Uber Will Launch Its Long-Awaited Initial Public Offering in April: Report

It will closely follow smaller rival Lyft.

Uber
Eric Risberg—AP

Uber is planning to kick off its initial public offering (IPO) in April, reports Reuters. That would put the ride-hailing giant close behind smaller rival Lyft as both companies look to convert years of hype into investment dollars.

Citing anonymous sources familiar with the matter, Reuters said Uber will take the first steps toward launching its IPO next month. That will reportedly include issuing a require public disclosure, called an S-1, and launching an investor "roadshow" meant to drum up interest from Wall Street.

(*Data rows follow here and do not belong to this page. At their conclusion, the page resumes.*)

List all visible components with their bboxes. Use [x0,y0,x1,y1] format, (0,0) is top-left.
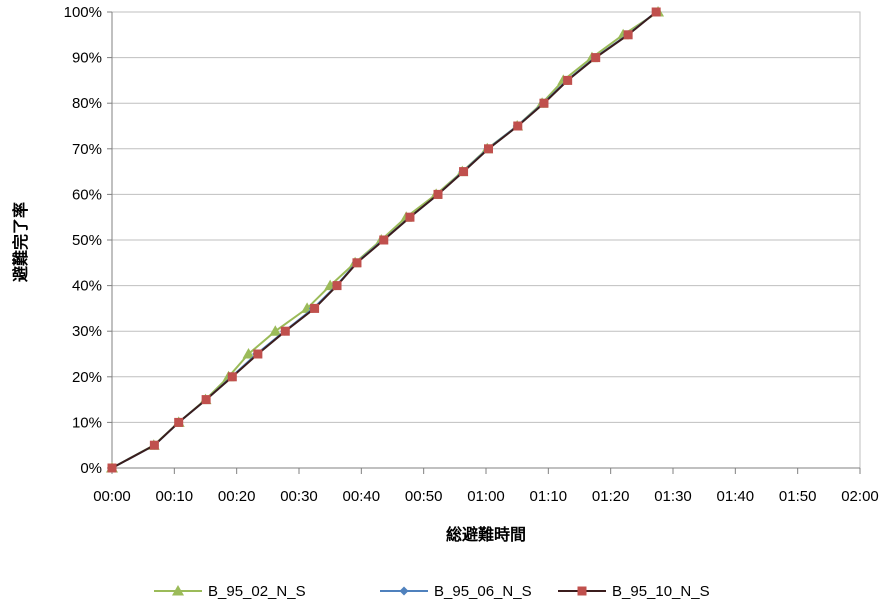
data-point [433,189,443,199]
data-point [459,167,469,177]
data-point [483,144,493,154]
y-tick-label: 60% [72,186,102,203]
legend-marker [172,585,184,596]
data-point [227,372,237,382]
data-point [591,53,601,63]
data-point [539,98,549,108]
x-tick-label: 02:00 [841,488,879,505]
legend-item: B_95_06_N_S [380,583,532,600]
legend: B_95_02_N_S B_95_06_N_S B_95_10_N_S [154,583,710,600]
x-tick-label: 00:00 [93,488,131,505]
series-group [106,6,665,473]
y-tick-label: 100% [64,4,102,21]
series-B_95_10_N_S [107,7,661,473]
data-point [174,417,184,427]
y-tick-label: 10% [72,414,102,431]
x-tick-label: 00:10 [156,488,194,505]
x-tick-label: 01:20 [592,488,630,505]
data-point [149,440,159,450]
legend-item: B_95_10_N_S [558,583,710,600]
legend-marker [399,586,409,596]
data-point [242,348,255,359]
x-tick-label: 01:00 [467,488,505,505]
data-point [651,7,661,17]
data-point [107,463,117,473]
data-point [379,235,389,245]
data-point [310,303,320,313]
x-tick-label: 00:30 [280,488,318,505]
data-point [253,349,263,359]
x-tick-label: 01:50 [779,488,817,505]
data-point [513,121,523,131]
legend-item: B_95_02_N_S [154,583,306,600]
y-tick-label: 50% [72,232,102,249]
data-point [332,281,342,291]
y-tick-label: 40% [72,278,102,295]
legend-label: B_95_02_N_S [208,583,306,600]
y-tick-label: 20% [72,369,102,386]
axes [107,11,861,474]
y-tick-label: 30% [72,323,102,340]
data-point [352,258,362,268]
x-tick-label: 00:40 [343,488,381,505]
data-point [201,395,211,405]
x-tick-label: 01:30 [654,488,692,505]
x-tick-labels: 00:00 00:10 00:20 00:30 00:40 00:50 01:00 01:10… [93,488,879,505]
x-tick-label: 00:20 [218,488,256,505]
x-tick-label: 01:10 [530,488,568,505]
legend-marker [577,586,587,596]
data-point [623,30,633,40]
x-axis-title: 総避難時間 [446,525,526,544]
y-tick-label: 90% [72,50,102,67]
data-point [563,75,573,85]
y-axis-title: 避難完了率 [11,202,30,282]
y-tick-label: 80% [72,95,102,112]
y-tick-label: 70% [72,141,102,158]
legend-label: B_95_06_N_S [434,583,532,600]
grid-lines [112,11,860,423]
data-point [405,212,415,222]
data-point [269,325,282,336]
y-tick-labels: 0% 10% 20% 30% 40% 50% 60% 70% 80% 90% 100% [64,4,102,477]
x-tick-label: 00:50 [405,488,443,505]
legend-label: B_95_10_N_S [612,583,710,600]
y-tick-label: 0% [80,460,102,477]
data-point [280,326,290,336]
x-tick-label: 01:40 [717,488,755,505]
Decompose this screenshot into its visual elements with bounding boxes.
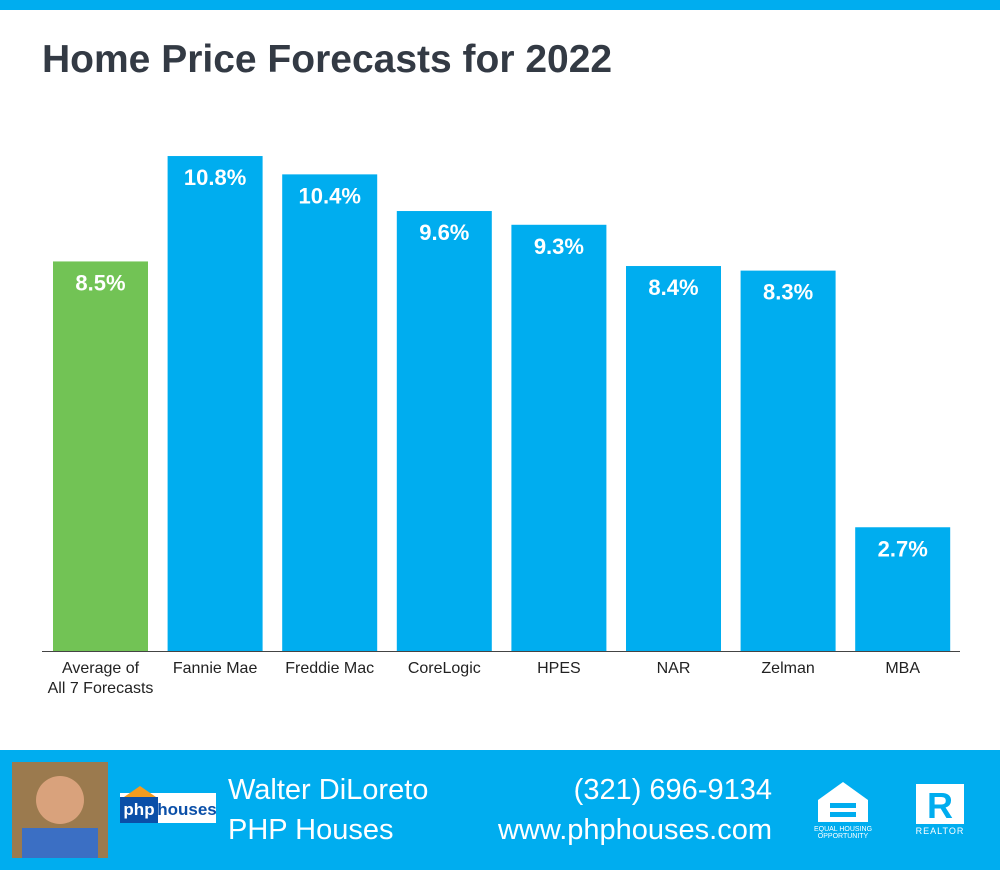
bar bbox=[511, 224, 607, 651]
eho-text: EQUAL HOUSING OPPORTUNITY bbox=[813, 826, 873, 840]
bar bbox=[855, 527, 951, 651]
phone[interactable]: (321) 696-9134 bbox=[573, 774, 772, 806]
bar bbox=[626, 266, 721, 651]
value-label: 8.5% bbox=[75, 270, 125, 295]
value-label: 10.8% bbox=[184, 165, 246, 190]
value-label: 9.6% bbox=[419, 220, 469, 245]
bar bbox=[740, 270, 836, 651]
bar bbox=[282, 174, 378, 652]
value-label: 2.7% bbox=[878, 536, 928, 561]
realtor-box bbox=[916, 784, 964, 824]
x-tick-label: Zelman bbox=[761, 660, 815, 677]
logo-roof bbox=[124, 786, 156, 797]
company-name: PHP Houses bbox=[228, 814, 394, 846]
x-tick-label: MBA bbox=[885, 660, 921, 677]
x-tick-label: HPES bbox=[537, 660, 581, 677]
eho-bar bbox=[830, 803, 856, 808]
agent-face bbox=[36, 776, 84, 824]
x-tick-label: CoreLogic bbox=[407, 660, 481, 677]
realtor-text: REALTOR bbox=[915, 826, 965, 836]
value-label: 8.3% bbox=[763, 280, 813, 305]
x-tick-label: Fannie Mae bbox=[172, 660, 258, 677]
bar bbox=[167, 156, 263, 651]
realtor-r: R bbox=[927, 785, 953, 826]
x-tick-label: Freddie Mac bbox=[285, 660, 375, 677]
website[interactable]: www.phphouses.com bbox=[497, 814, 772, 846]
eho-bar bbox=[830, 812, 856, 817]
bar bbox=[53, 261, 148, 651]
logo-php: php bbox=[123, 800, 154, 819]
logo-php-bg bbox=[120, 797, 158, 823]
value-label: 9.3% bbox=[534, 234, 584, 259]
x-tick-label: NAR bbox=[656, 660, 691, 677]
agent-shirt bbox=[22, 828, 98, 858]
value-label: 8.4% bbox=[648, 275, 698, 300]
x-tick-label: Average of All 7 Forecasts bbox=[47, 660, 154, 697]
logo-houses: houses bbox=[157, 800, 217, 819]
value-label: 10.4% bbox=[299, 183, 361, 208]
agent-name: Walter DiLoreto bbox=[228, 774, 429, 806]
chart-title: Home Price Forecasts for 2022 bbox=[42, 38, 612, 81]
top-stripe bbox=[0, 0, 1000, 10]
bar bbox=[396, 211, 492, 652]
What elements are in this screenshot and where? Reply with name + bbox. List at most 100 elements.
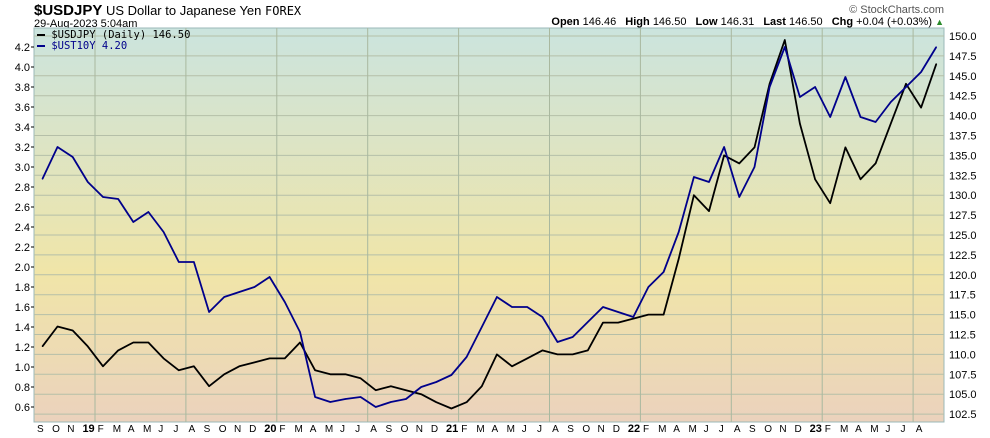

Uber is much larger than Lyft. Last year, it surpassed 10 billion rides globally, while Lyft only reached 1 billion rides. While Uber is a truly global company, Lyft only operates in the United States and Canada. Both companies filed paperwork for their IPOs in December, with Uber reportedly aiming for a valuation of $120 billion. Lyft reportedly targeted a $20 billion to $25 billion valuation.

But Lyft has used recent Uber scandals to punch above its weight, portraying itself as a morally upright alternative while Uber dealt with various issues, from sexual harassment allegations to a massive data breach. Lyft was also quicker to embrace bike sharing and scooter sharing, services that are now expected to be a major part of both companies' futures.

Each may benefit from Lyft going public first, claims Reuters. Lyft will be able to take advantage of pent-up investor demand and won't have to compete with Uber for attention. A successful Lyft IPO could generate enthusiasm for Uber's IPO, potentially pushing the larger company's valuation higher.

However, both Uber and Lyft will have to convince investors that ride-hailing is a solid long-term prospect. Both companies posted losses in 2018, despite relying on a business model that shifts most costs to their workers. Uber and Lyft drivers are freelance contractors, meaning companies don't have to pay costly benefits. Drivers also provide their own cars and are responsible for all running costs.

That casts doubt on Uber and Lyft's ability to turn a profit long term. The two companies are planning to launch large fleets of self-driving cars. That will require significant investments to develop the technology, and Uber and Lyft will have to purchase and operate their own vehicles for the first time. It will be a much more expensive route than relying on freelance human drivers.